Karla Gordon could barely contain her excitement. She had a surprise for her aunt, 96-year-old Helen Judah. Helen had recently fallen and was recovering at The Bluffs, a rehab facility for senior citizens in Columbia, but it was time for her to leave - and she was concerned about where she would get the necessary tools and equipment, like a walker, that allowed her to live independently.
Karla picked Helen up on the day of her release.
“I wanted to tell you about all the new things I’d gotten for you, but I wanted to wait,” Karla told her aunt. “It was so hard not to say anything.”
The “things” Karla was talking about were a walker, transportation and other household items that will allow Helen to regain and retain her independence once she got home. All provided to Helen by Services for Independent Living.
The last time Helen needed a walker, after a previous fall, she was able to go through Medicare. But that walker is now too tall for Helen to use, and since the recent fall happened so soon after the first, she was unable to go through Medicare.
So she and Karla were looking for ways to get a walker when the stumbled across Services for Independent Living, which is based in Columbia.
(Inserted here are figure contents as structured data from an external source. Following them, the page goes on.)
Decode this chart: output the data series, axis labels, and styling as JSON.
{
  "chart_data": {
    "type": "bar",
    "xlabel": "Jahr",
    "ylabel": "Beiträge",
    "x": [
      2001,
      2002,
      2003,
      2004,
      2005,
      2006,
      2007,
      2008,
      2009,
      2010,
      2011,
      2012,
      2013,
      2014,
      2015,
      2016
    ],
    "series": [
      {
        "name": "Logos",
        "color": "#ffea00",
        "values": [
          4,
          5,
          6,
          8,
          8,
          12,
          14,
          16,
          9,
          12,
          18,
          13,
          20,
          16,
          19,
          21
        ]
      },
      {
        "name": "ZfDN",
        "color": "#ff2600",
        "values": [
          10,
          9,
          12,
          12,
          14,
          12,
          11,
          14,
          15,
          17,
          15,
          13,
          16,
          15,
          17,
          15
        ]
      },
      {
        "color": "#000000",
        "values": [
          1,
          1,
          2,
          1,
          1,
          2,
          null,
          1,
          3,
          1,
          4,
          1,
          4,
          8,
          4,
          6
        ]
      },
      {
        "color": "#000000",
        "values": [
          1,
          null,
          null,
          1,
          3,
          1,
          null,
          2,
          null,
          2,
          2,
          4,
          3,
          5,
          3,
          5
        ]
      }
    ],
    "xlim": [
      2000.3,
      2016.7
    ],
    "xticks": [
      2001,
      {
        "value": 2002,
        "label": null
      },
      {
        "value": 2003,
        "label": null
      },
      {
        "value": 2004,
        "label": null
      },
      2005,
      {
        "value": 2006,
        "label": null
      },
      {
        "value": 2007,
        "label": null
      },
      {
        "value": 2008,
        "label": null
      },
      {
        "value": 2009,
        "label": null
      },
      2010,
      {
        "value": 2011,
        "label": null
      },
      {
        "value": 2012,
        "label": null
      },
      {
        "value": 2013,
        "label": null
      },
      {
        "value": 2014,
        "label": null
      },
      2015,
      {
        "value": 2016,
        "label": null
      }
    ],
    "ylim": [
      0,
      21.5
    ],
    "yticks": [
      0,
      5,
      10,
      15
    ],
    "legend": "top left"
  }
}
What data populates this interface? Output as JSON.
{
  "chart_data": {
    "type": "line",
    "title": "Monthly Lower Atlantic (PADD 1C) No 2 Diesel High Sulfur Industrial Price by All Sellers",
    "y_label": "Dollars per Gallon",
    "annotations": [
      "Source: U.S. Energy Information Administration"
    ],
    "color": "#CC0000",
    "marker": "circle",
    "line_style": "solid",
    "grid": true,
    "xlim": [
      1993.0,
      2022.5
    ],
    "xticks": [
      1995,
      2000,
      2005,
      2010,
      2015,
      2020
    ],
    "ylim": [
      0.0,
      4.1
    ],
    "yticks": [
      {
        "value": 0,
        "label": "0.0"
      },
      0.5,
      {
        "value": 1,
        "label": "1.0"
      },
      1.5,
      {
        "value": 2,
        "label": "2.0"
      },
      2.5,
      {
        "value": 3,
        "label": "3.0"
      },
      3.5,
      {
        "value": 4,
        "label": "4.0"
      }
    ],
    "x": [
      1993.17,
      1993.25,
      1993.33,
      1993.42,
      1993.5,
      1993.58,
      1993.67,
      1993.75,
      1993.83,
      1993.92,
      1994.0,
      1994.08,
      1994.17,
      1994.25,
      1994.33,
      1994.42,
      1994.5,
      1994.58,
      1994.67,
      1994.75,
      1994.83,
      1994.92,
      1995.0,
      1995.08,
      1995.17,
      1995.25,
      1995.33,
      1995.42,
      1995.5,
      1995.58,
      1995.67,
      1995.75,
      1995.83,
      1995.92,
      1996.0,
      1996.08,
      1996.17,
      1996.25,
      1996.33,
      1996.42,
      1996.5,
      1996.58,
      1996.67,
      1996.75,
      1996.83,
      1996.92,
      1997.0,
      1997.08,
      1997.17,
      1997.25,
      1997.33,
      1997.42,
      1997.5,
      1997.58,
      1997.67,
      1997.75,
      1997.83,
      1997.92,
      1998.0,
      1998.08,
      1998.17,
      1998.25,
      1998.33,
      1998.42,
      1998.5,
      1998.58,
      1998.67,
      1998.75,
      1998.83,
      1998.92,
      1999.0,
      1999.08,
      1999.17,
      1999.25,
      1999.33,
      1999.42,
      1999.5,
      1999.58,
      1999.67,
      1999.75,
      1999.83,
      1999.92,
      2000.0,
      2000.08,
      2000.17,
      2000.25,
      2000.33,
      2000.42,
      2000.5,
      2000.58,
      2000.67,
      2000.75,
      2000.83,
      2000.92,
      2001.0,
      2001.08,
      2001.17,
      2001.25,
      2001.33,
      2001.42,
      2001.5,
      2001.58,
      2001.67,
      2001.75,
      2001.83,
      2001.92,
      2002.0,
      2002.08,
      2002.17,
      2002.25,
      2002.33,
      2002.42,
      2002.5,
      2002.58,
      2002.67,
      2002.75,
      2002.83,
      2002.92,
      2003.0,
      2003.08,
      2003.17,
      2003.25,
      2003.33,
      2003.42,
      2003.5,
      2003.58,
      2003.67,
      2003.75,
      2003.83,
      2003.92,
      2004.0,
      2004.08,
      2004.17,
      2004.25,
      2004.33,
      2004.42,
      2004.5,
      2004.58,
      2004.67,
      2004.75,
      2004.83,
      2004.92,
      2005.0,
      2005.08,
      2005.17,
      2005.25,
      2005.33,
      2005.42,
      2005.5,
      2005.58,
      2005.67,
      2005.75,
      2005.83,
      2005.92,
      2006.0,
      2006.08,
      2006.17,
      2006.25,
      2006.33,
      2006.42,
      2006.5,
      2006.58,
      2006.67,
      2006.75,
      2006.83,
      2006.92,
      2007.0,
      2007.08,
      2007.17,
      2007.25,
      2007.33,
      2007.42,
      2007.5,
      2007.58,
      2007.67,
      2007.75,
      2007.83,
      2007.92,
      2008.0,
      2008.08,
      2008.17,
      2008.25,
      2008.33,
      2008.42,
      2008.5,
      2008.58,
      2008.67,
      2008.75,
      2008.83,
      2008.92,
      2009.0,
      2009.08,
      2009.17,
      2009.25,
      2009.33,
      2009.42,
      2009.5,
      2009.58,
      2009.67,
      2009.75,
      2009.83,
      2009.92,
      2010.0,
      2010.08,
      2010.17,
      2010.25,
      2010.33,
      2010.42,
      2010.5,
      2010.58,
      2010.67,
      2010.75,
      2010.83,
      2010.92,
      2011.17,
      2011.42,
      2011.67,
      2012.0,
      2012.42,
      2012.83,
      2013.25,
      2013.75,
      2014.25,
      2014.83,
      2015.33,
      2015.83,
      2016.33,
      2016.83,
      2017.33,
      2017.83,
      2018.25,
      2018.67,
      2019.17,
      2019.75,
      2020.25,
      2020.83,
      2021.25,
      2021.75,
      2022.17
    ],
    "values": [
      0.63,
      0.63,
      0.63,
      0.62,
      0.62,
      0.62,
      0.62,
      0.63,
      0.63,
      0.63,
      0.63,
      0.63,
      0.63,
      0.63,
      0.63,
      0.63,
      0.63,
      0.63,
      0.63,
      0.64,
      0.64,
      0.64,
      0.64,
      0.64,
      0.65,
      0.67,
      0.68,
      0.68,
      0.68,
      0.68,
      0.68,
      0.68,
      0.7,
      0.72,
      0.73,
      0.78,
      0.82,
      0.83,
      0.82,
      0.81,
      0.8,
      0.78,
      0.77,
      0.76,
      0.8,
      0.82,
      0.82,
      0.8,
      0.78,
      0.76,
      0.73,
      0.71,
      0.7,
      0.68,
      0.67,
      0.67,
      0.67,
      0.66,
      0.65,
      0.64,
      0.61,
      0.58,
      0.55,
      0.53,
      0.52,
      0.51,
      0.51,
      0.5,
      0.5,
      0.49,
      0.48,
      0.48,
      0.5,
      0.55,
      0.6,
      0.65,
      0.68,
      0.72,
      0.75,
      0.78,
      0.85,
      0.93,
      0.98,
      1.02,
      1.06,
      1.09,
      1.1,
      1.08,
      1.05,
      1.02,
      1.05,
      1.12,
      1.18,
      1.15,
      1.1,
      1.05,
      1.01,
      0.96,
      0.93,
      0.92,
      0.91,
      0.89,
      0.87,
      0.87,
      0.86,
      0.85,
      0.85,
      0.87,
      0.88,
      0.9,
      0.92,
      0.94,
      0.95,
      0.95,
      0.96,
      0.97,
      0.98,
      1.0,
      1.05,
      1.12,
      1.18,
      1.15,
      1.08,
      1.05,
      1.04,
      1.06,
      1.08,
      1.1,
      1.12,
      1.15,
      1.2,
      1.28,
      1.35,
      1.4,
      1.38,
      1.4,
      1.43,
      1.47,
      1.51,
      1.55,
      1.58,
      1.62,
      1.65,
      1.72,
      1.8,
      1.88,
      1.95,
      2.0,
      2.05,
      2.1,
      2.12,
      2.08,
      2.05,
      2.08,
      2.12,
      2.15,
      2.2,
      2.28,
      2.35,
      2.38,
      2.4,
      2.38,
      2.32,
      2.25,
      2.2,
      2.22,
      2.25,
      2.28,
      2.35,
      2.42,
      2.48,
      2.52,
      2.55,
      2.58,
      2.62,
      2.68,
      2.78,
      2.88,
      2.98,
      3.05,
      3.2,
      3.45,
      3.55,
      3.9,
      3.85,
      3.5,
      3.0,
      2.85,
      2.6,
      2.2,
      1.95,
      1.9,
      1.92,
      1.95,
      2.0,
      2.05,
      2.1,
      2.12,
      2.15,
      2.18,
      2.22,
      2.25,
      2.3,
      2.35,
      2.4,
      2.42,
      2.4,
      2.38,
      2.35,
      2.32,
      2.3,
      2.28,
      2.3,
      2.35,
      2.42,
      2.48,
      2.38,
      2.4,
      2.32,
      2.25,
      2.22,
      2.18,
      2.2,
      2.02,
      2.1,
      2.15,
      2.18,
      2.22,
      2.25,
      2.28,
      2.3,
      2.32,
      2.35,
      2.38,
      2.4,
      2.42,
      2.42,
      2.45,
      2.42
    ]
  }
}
The organization loaned Helen these items for free and with no deadline to return them.
How does this work? Well, Services for Independent Living takes in donations ranging from wheelchairs to dinner forks with specialized grips. Volunteers then cleans the donations and gives the items to people in need - like Helen. People can either get an item on loan, if it is a short term need, or keep the item if it’s a permanent need.
“What a surprise. It was nice not to have to pay for it. It was wonderful. I probably didn’t ask enough questions because I was so thrilled,” Karla said. “I probably thought, they’re going to realize in a minute that they shouldn’t give all of this to me.”
Ann Marie Gortmaker, the outreach specialist for the organization, says Services for Independent Living makes a concerted effort to make their services available to everyone regardless of their financial situations.
“When they see our van go by and see Services for Independent Living and think ‘Oh, that’s not for me’,” Gortmaker said. “We really want to integrate our services to meet needs to everyone in the community. That’s the only way this works is if the whole community is involved.”
S.I.L. also has a demonstration center, so that the consumer is able to come in and test out the equipment they will be using - like the dinner forks with specialized grips for people with bad arthritis in their hands.
“It would be beneficial for them to come in and hold a few of our different utensils to see which ones they are most comfortable with,” Gortmaker said.
In 2014, Services for Independent Living redistributed 552 items to more than 400 people.
Like all of those people, Helen is beginning her process of regaining her independence.
Helen’s old walker, the one that’s too tall is now sitting in her garage. So very soon, she and Karla will pack up the old walker and drive it over to Services for Independent Living - so the next person in a situation like Helen’s can begin their process of getting their own independence.